Cette nouvelle façon d'aborder la gestion du littoral, voulue par la stratégie nationale de gestion intégrée du trait de côte, a été adoptée par l'État en 2012.  

Aujourd'hui, il existe un panel de nouvelles techniques plus ou moins lourdes et abordables pour les collectivités. Aucune ne constitue une réponse unique, une solution miracle. Chaque contexte étant différent, la construction d'un projet doit y être adaptée et prendre en compte la durée de vie des aménagements. 

Le littoral est un espace dynamique, vivant. Il est parfois modifié de façon spectaculaire après une tempête. Face au phénomène d'érosion du trait de côte et de submersion marine, il n'existe pas de solution miracle. Nous devons continuellement renforcer notre connaissance du fonctionnement du littoral. L'observation des phénomènes doit nous aider à construire à l'échelle locale des solutions adaptées qui prennent en compte de manière globale les enjeux humains, économiques, et le patrimoine naturel. Longtemps, on a pensé que se protéger face à la mer était une solution pérenne. Aujourd'hui, on a pris conscience que ce n'était qu'une solution transitoire. Désormais, il faut penser autrement le territoire et imaginer une adaptation des usages, donc une recomposition des espaces littoraux face aux risques d'érosion et de submersion marine. Agissons aujourd'hui, pour préserver  l'attractivité et le cadre de vie du littoral de demain.

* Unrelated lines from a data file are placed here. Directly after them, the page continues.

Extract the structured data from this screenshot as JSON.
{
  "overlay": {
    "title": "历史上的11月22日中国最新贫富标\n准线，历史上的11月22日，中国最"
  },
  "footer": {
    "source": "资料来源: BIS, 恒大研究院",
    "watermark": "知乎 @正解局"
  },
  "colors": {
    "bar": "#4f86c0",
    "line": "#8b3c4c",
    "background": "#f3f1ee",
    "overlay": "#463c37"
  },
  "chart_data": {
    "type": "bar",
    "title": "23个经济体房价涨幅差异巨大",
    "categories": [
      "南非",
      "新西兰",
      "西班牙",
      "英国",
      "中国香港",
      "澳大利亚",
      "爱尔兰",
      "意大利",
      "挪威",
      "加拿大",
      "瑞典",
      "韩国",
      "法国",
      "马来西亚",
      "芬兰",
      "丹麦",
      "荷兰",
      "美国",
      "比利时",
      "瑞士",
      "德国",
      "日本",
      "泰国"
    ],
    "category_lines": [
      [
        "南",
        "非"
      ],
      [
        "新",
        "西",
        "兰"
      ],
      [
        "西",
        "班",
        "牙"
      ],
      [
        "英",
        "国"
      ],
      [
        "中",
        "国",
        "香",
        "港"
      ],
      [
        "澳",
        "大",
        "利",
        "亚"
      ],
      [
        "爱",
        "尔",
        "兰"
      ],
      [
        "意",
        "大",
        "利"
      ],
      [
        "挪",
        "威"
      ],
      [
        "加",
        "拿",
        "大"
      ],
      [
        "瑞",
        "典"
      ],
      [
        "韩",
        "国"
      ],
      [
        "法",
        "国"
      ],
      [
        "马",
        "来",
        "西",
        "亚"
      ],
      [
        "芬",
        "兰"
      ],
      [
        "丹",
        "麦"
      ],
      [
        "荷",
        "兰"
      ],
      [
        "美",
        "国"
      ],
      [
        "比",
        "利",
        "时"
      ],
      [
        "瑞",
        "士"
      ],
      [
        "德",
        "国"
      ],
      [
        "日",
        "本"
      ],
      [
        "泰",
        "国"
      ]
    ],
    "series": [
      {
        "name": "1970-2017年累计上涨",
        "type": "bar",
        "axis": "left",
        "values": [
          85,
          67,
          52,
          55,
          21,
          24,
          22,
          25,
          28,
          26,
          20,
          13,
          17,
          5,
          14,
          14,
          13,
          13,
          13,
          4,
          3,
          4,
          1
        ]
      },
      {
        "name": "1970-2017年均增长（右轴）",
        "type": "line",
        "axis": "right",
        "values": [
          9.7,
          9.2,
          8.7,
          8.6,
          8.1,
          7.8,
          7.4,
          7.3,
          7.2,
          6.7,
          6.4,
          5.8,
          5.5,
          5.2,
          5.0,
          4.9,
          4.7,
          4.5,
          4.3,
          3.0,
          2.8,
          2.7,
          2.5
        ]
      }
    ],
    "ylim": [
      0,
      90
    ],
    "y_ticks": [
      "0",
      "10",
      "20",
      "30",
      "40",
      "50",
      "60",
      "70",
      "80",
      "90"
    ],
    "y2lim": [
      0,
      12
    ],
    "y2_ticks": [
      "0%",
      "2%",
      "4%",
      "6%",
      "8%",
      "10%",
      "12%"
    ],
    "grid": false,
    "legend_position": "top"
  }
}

Gestion du trait de côte sur le littoral sableux de la région Occitanie - Version longue

Version longue. 

© Préfecture Occitanie / BRGM 

Le littoral est une frontière, l'espace de rencontre entre la terre, la mer et l'atmosphère. C'est l'interface de milieux aux propriétés particulières dont l'interaction complexe permet de tracer le trait de côte. 

Le trait de côte, ou ligne de rivage, est une notion difficile à définir. C'est l'interface entre le sable et la mer. 

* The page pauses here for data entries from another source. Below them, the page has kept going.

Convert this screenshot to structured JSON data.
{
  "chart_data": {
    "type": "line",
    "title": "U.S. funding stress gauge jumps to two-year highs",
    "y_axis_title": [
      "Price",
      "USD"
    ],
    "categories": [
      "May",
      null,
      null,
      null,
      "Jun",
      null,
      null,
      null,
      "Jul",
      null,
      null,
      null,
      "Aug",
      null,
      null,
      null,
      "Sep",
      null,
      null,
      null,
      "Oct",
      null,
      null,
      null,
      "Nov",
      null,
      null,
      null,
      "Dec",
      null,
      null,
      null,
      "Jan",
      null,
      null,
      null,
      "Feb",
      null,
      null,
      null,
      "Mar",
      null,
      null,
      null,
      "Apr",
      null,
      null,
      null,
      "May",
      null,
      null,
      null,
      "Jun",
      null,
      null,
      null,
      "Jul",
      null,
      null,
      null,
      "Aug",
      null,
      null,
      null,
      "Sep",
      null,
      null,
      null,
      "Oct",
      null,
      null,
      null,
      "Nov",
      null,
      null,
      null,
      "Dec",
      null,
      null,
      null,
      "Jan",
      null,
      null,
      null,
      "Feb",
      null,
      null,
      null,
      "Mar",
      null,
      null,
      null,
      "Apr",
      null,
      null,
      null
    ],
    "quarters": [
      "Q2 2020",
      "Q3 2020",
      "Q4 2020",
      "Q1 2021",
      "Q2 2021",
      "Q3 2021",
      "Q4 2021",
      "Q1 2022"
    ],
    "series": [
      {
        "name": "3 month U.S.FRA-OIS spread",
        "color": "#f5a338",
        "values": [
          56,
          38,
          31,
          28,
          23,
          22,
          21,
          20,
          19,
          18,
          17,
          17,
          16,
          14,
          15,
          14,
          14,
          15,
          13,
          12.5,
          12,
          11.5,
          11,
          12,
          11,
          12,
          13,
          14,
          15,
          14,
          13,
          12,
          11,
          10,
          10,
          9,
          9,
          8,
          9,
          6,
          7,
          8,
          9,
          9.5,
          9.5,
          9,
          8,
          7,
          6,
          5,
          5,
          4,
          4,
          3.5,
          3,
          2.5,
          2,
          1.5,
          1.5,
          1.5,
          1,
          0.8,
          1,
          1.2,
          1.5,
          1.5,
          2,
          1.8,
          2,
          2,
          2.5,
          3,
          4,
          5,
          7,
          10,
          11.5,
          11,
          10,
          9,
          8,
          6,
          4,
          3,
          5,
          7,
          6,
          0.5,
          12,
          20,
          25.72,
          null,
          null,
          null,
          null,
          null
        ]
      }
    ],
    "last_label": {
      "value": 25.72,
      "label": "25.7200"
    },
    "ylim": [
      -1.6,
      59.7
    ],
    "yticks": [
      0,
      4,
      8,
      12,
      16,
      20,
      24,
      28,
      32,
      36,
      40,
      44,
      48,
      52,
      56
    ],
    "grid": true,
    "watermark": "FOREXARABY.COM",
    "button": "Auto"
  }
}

Le trait de côte est par essence mobile et fluctuant. Il se déplace au fil du temps, des saisons, de la météo. 

On parle parfois du recul du trait de côte. Ce n'est pas un phénomène récent, mais son ampleur s'est accrue au cours des dernières décennies. Ce recul est dû à l'action des vagues qui entraînent les sédiments des plages, c'est l'érosion littorale. 

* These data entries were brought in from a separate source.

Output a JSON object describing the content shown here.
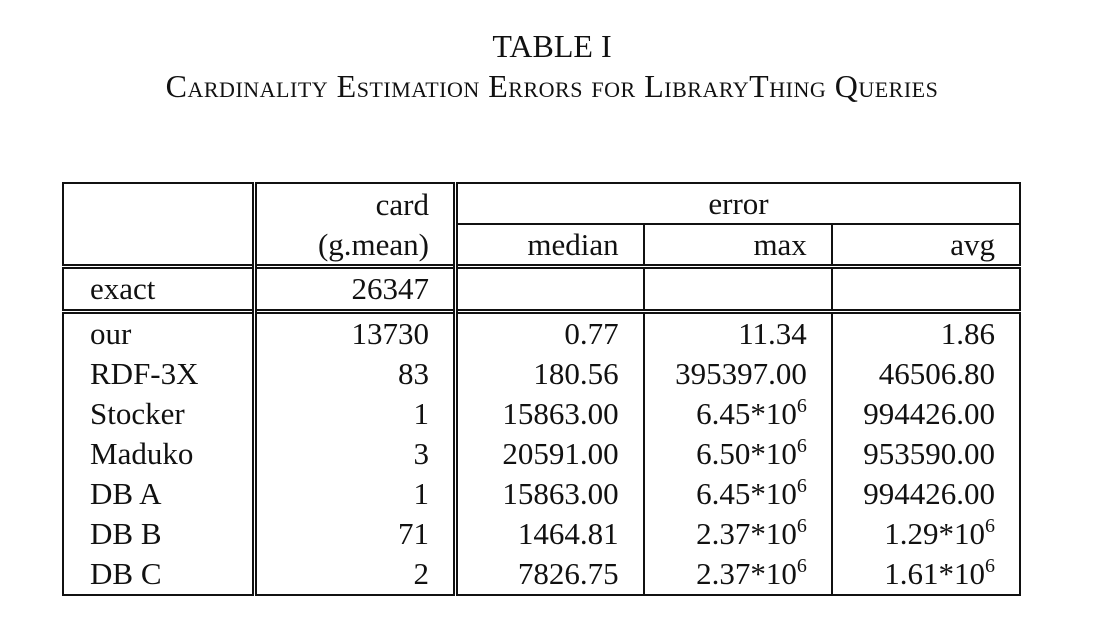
{
  "caption": {
    "label": "TABLE I",
    "title": "Cardinality Estimation Errors for LibraryThing Queries"
  },
  "table": {
    "headers": {
      "card_line1": "card",
      "card_line2": "(g.mean)",
      "error": "error",
      "median": "median",
      "max": "max",
      "avg": "avg"
    },
    "rows": [
      {
        "name": "exact",
        "card": "26347",
        "median": "",
        "max": {
          "base": "",
          "exp": ""
        },
        "avg": {
          "base": "",
          "exp": ""
        }
      },
      {
        "name": "our",
        "card": "13730",
        "median": "0.77",
        "max": {
          "base": "11.34",
          "exp": ""
        },
        "avg": {
          "base": "1.86",
          "exp": ""
        }
      },
      {
        "name": "RDF-3X",
        "card": "83",
        "median": "180.56",
        "max": {
          "base": "395397.00",
          "exp": ""
        },
        "avg": {
          "base": "46506.80",
          "exp": ""
        }
      },
      {
        "name": "Stocker",
        "card": "1",
        "median": "15863.00",
        "max": {
          "base": "6.45*10",
          "exp": "6"
        },
        "avg": {
          "base": "994426.00",
          "exp": ""
        }
      },
      {
        "name": "Maduko",
        "card": "3",
        "median": "20591.00",
        "max": {
          "base": "6.50*10",
          "exp": "6"
        },
        "avg": {
          "base": "953590.00",
          "exp": ""
        }
      },
      {
        "name": "DB  A",
        "card": "1",
        "median": "15863.00",
        "max": {
          "base": "6.45*10",
          "exp": "6"
        },
        "avg": {
          "base": "994426.00",
          "exp": ""
        }
      },
      {
        "name": "DB  B",
        "card": "71",
        "median": "1464.81",
        "max": {
          "base": "2.37*10",
          "exp": "6"
        },
        "avg": {
          "base": "1.29*10",
          "exp": "6"
        }
      },
      {
        "name": "DB  C",
        "card": "2",
        "median": "7826.75",
        "max": {
          "base": "2.37*10",
          "exp": "6"
        },
        "avg": {
          "base": "1.61*10",
          "exp": "6"
        }
      }
    ]
  }
}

Elle s'exprime selon plusieurs formes et se généralise sur la plupart des rivages français. Ses causes sont liées à des phénomènes naturels pouvant être associés à des facteurs humains. Ses conséquences sont parfois difficiles à percevoir, mais les tempêtes, en accélérant l'érosion des plages, viennent régulièrement nous rappeler la fragilité de l'espace littoral. 

On apprécie tous le bord de mer. Mais sous son apparente simplicité se cache un fonctionnement assez complexe. 

Voici Yann Balouin, du Bureau de Recherches Géologiques et Minières, il va nous expliquer tout ça. 

Bonjour, Yann. 

Bonjour, Vincent. 

Peux-tu réexpliquer le fonctionnement du système plage-dune ? 

Le système plage-dune est composé de trois compartiments qui sont interdépendants et entre lesquels s'effectuent des mouvements de sable sous l'action des vents et des vagues. Le 1er compartiment, c'est la plage immergée. On y trouve des bancs de sables, les barres pré-littorales. Puis la plage émergée où on pose sa serviette. Et le cordon dunaire qui constitue un stock de sable important. 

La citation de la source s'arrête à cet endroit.